Ok, so you’ve built your raised bed. Now what? It’s important to make sure that you place your bed in a sunny level spot, with a few feet of space around each side so that you can easily plant and harvest your crops.

I purchased a roll of weed barrier and cut two strips to fit the length of each bed. The weed barrier was placed on the interior of the box; one strip was not wide enough for my boxes so I slightly overlapped the two strips in the middle. I lifted the wood and tucked it under the edges pulling it out a few inches on all sides. Weed barrier is not mandatory, but it will decrease the likelihood of having to weed your garden throughout the growing season.

Because I have started with two new beds, the small amount of compost I have been able to make myself isn’t enough to fill both beds so I purchased a load of soil from a local supplier. It is a mix of soil and composted yard waste. Types of soils that are acceptable for raised beds are: top soil, potting soil, compost, or a mix of any of those. You do not want a compact or dense soil, so it is best to use a soil that has a mix of compost, vermiculite, or sand in it. Any of those will help to improve drainage.

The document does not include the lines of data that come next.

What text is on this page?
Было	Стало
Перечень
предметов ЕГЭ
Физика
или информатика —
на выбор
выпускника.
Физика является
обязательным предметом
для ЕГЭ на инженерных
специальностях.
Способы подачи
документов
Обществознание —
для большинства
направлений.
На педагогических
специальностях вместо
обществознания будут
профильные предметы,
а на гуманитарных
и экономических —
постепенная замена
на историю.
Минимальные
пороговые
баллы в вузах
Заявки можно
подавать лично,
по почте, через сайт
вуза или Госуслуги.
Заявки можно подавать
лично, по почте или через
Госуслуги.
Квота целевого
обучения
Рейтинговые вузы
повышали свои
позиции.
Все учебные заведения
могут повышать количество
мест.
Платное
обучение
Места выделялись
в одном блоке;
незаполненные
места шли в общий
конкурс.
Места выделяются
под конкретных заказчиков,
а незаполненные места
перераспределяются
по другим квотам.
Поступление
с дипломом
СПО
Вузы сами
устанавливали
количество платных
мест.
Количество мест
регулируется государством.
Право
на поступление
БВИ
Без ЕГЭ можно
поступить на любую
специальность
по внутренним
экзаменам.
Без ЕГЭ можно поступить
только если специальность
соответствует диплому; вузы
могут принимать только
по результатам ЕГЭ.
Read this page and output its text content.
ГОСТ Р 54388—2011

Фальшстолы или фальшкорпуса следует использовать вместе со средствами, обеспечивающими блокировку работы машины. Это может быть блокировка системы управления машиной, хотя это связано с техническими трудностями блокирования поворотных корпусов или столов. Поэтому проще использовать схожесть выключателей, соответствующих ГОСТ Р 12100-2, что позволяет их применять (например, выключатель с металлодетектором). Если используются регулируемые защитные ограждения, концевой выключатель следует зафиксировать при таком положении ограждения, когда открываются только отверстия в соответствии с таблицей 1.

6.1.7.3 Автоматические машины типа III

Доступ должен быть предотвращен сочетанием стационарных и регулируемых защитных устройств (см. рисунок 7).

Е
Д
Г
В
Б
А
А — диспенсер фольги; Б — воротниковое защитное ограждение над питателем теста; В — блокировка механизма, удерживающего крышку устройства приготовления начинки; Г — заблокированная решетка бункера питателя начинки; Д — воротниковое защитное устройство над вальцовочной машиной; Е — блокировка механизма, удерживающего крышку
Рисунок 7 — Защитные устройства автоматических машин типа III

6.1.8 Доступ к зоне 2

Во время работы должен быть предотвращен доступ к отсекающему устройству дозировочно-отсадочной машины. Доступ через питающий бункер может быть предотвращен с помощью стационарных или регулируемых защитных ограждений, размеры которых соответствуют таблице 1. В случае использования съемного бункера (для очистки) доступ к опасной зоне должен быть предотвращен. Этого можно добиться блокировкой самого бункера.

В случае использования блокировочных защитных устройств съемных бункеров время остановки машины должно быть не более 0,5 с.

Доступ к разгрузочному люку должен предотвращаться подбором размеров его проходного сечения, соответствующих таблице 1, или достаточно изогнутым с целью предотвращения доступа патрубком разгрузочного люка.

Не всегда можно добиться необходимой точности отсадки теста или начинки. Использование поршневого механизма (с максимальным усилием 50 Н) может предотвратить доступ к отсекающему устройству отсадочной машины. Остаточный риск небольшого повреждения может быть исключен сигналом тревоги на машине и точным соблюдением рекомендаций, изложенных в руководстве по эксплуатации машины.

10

I filled my beds full within about two inches from the top of the board. I sprinkled in a pellet fertilizer when about half of the soil was in, raked the fertilizer in, and then sprinkled more on top and raked again. That’s just how I like to do it; it isn’t a proven method or anything…

If you’re trying to go an all organic route, there are many types of organic fertilizers on the market. When I worked in organic greenhouses, we had aquaculture projects that gave us the availability of fish emulsion which we added to our watering process every few weeks, unfortunately I don’t currently have that available. So the fertilizer I use now is just your standard non organic Miracle Gro continuous release 3 month pellet. I encourage you to shop around and see what you like best. Composted manure or mushroom compost are both good options as well. However, you would never want to use fresh manure because the nitrogen content in fresh manure is too high and your plants would burn.

So now that I have my soil fertilized and in place I marked my beds so that I can keep my growing areas organized. I use a 12 inch square as my planting guide. My raised bed is four feet wide by eight feet long. The four foot board is the interior board so it is a true 48 inches long. The eight foot board is the exterior board so the length of actual interior space is 94 inches long, not 96 inches.

I measured a piece of twine long enough to staple it on the top of each end of the board, for each length and then just used that piece as a template to cut the rest of the string. I needed three long pieces and seven short pieces to make 32 squares.

Take a staple gun and staple a piece of twine on each 12 inch mark on the four foot board, going across to the matching 12 inch mark and staple on the opposite board. When measuring to mark the eight foot board I started at 11 inches instead of 12, and then went up 12 inches for each string after. This will make your first block and your last block both 11 inch blocks.

If you’re gardening in a larger area plants are traditionally placed more than 12 inches apart but in a raised bed, plants are generally placed a little closer.